Kirk Varnedoe's Pictures of Nothing
While a Professor in the School of Historical Studies at the Institute for Advanced Study from 2002-03, Kirk Varnedoe worked on the A. W. Mellon Lectures he delivered at the National Gallery of Art in Washington, D.C., in the spring of 2003, just months before his death. The lectures, which he gave to overflowing crowds, are reproduced and illustrated in the recently published Pictures of Nothing: Abstract Art Since Pollock (Princeton University Press, 2006).

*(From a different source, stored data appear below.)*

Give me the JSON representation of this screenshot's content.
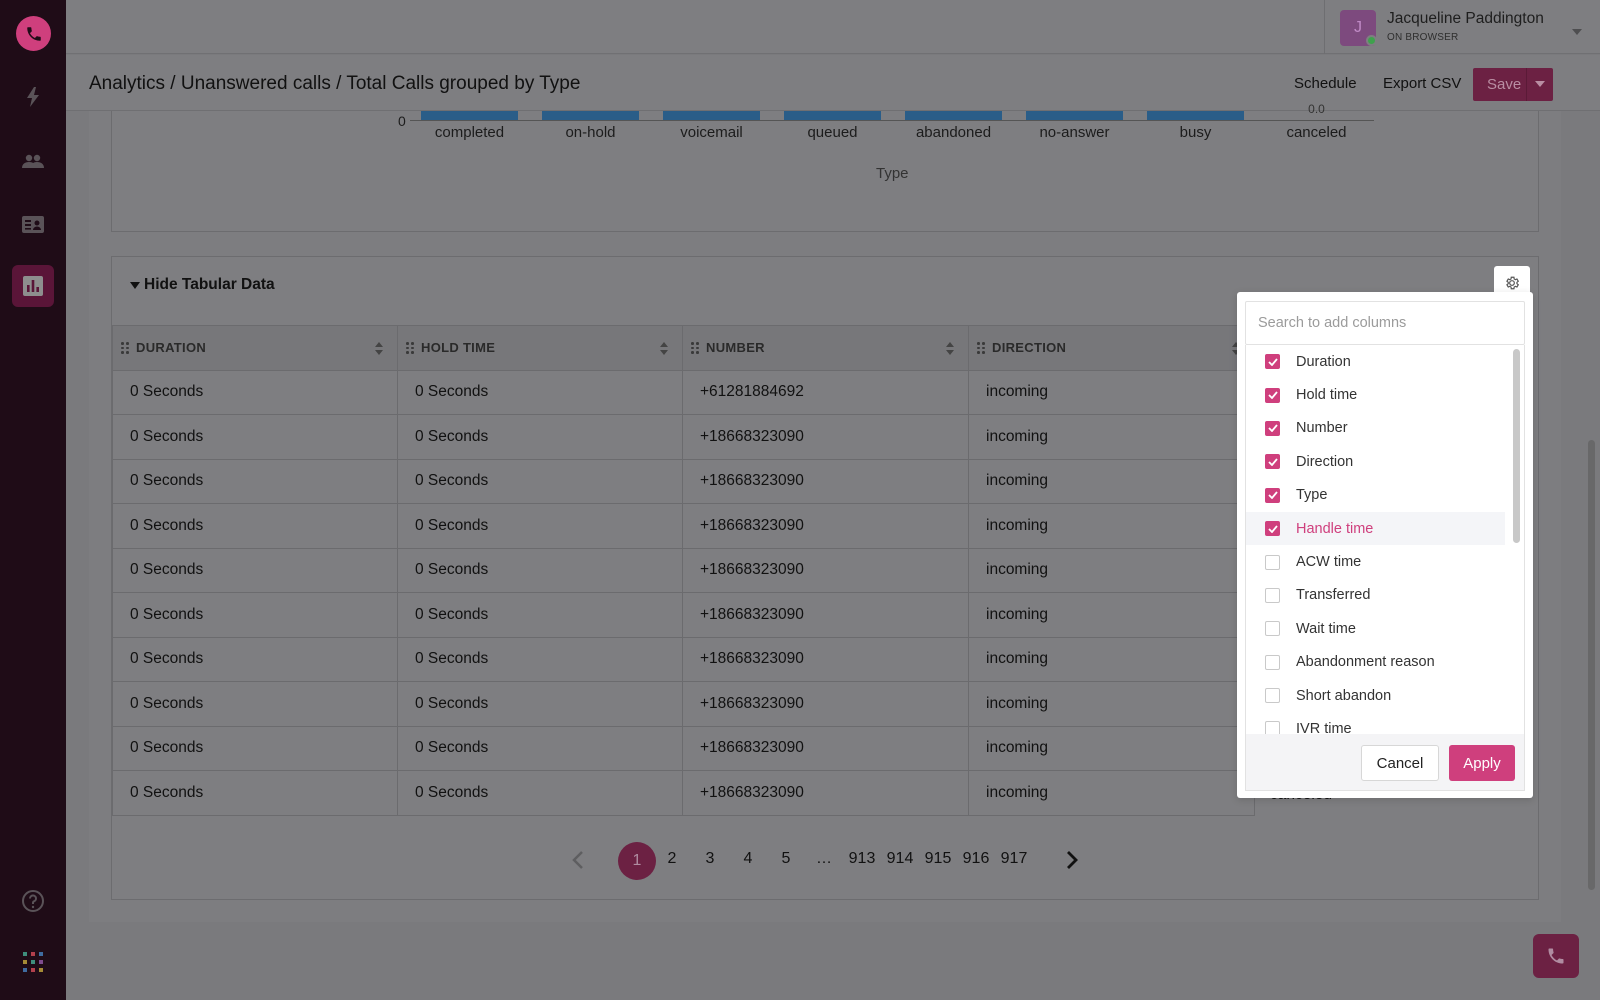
{
  "app": {
    "accent_color": "#cf3f7d",
    "sidebar_items": [
      {
        "name": "dialer",
        "icon": "phone-icon"
      },
      {
        "name": "activity",
        "icon": "lightning-icon"
      },
      {
        "name": "contacts",
        "icon": "people-icon"
      },
      {
        "name": "cards",
        "icon": "id-card-icon"
      },
      {
        "name": "analytics",
        "icon": "bar-chart-icon",
        "active": true
      }
    ]
  },
  "user": {
    "initial": "J",
    "name": "Jacqueline Paddington",
    "status": "ON BROWSER"
  },
  "header": {
    "title": "Analytics / Unanswered calls / Total Calls grouped by Type",
    "schedule_label": "Schedule",
    "export_label": "Export CSV",
    "save_label": "Save"
  },
  "chart_data": {
    "type": "bar",
    "categories": [
      "completed",
      "on-hold",
      "voicemail",
      "queued",
      "abandoned",
      "no-answer",
      "busy",
      "canceled"
    ],
    "values": [
      null,
      null,
      null,
      null,
      null,
      null,
      null,
      0.0
    ],
    "value_labels": [
      "",
      "",
      "",
      "",
      "",
      "",
      "",
      "0.0"
    ],
    "xlabel": "Type",
    "y_tick_visible": "0"
  },
  "table": {
    "toggle_label": "Hide Tabular Data",
    "columns": [
      "DURATION",
      "HOLD TIME",
      "NUMBER",
      "DIRECTION"
    ],
    "rows": [
      [
        "0 Seconds",
        "0 Seconds",
        "+61281884692",
        "incoming"
      ],
      [
        "0 Seconds",
        "0 Seconds",
        "+18668323090",
        "incoming"
      ],
      [
        "0 Seconds",
        "0 Seconds",
        "+18668323090",
        "incoming"
      ],
      [
        "0 Seconds",
        "0 Seconds",
        "+18668323090",
        "incoming"
      ],
      [
        "0 Seconds",
        "0 Seconds",
        "+18668323090",
        "incoming"
      ],
      [
        "0 Seconds",
        "0 Seconds",
        "+18668323090",
        "incoming"
      ],
      [
        "0 Seconds",
        "0 Seconds",
        "+18668323090",
        "incoming"
      ],
      [
        "0 Seconds",
        "0 Seconds",
        "+18668323090",
        "incoming"
      ],
      [
        "0 Seconds",
        "0 Seconds",
        "+18668323090",
        "incoming"
      ],
      [
        "0 Seconds",
        "0 Seconds",
        "+18668323090",
        "incoming"
      ]
    ],
    "partial_last_cell": "canceled"
  },
  "pagination": {
    "current": "1",
    "pages": [
      "2",
      "3",
      "4",
      "5",
      "…",
      "913",
      "914",
      "915",
      "916",
      "917"
    ]
  },
  "column_picker": {
    "search_placeholder": "Search to add columns",
    "items": [
      {
        "label": "Duration",
        "checked": true
      },
      {
        "label": "Hold time",
        "checked": true
      },
      {
        "label": "Number",
        "checked": true
      },
      {
        "label": "Direction",
        "checked": true
      },
      {
        "label": "Type",
        "checked": true
      },
      {
        "label": "Handle time",
        "checked": true,
        "highlighted": true
      },
      {
        "label": "ACW time",
        "checked": false
      },
      {
        "label": "Transferred",
        "checked": false
      },
      {
        "label": "Wait time",
        "checked": false
      },
      {
        "label": "Abandonment reason",
        "checked": false
      },
      {
        "label": "Short abandon",
        "checked": false
      },
      {
        "label": "IVR time",
        "checked": false
      }
    ],
    "cancel_label": "Cancel",
    "apply_label": "Apply"
  }
}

In the book’s introduction New Yorker critic Adam Gopnik observes that Varnedoe did not have the chance to polish the lectures for publication, but suggests that “their necessarily unfinished nature—their existence as lectures, still-breathing sketches toward a final work, drafts and researches not yet fully closed—may allow readers more room for exactly the kind of open-ended responses, the inventive reinterpretations, the structured but uncoerced freedom to use another’s thought to think again for ourselves, that Kirk Varnedoe thought was at the heart of all creative endeavors.”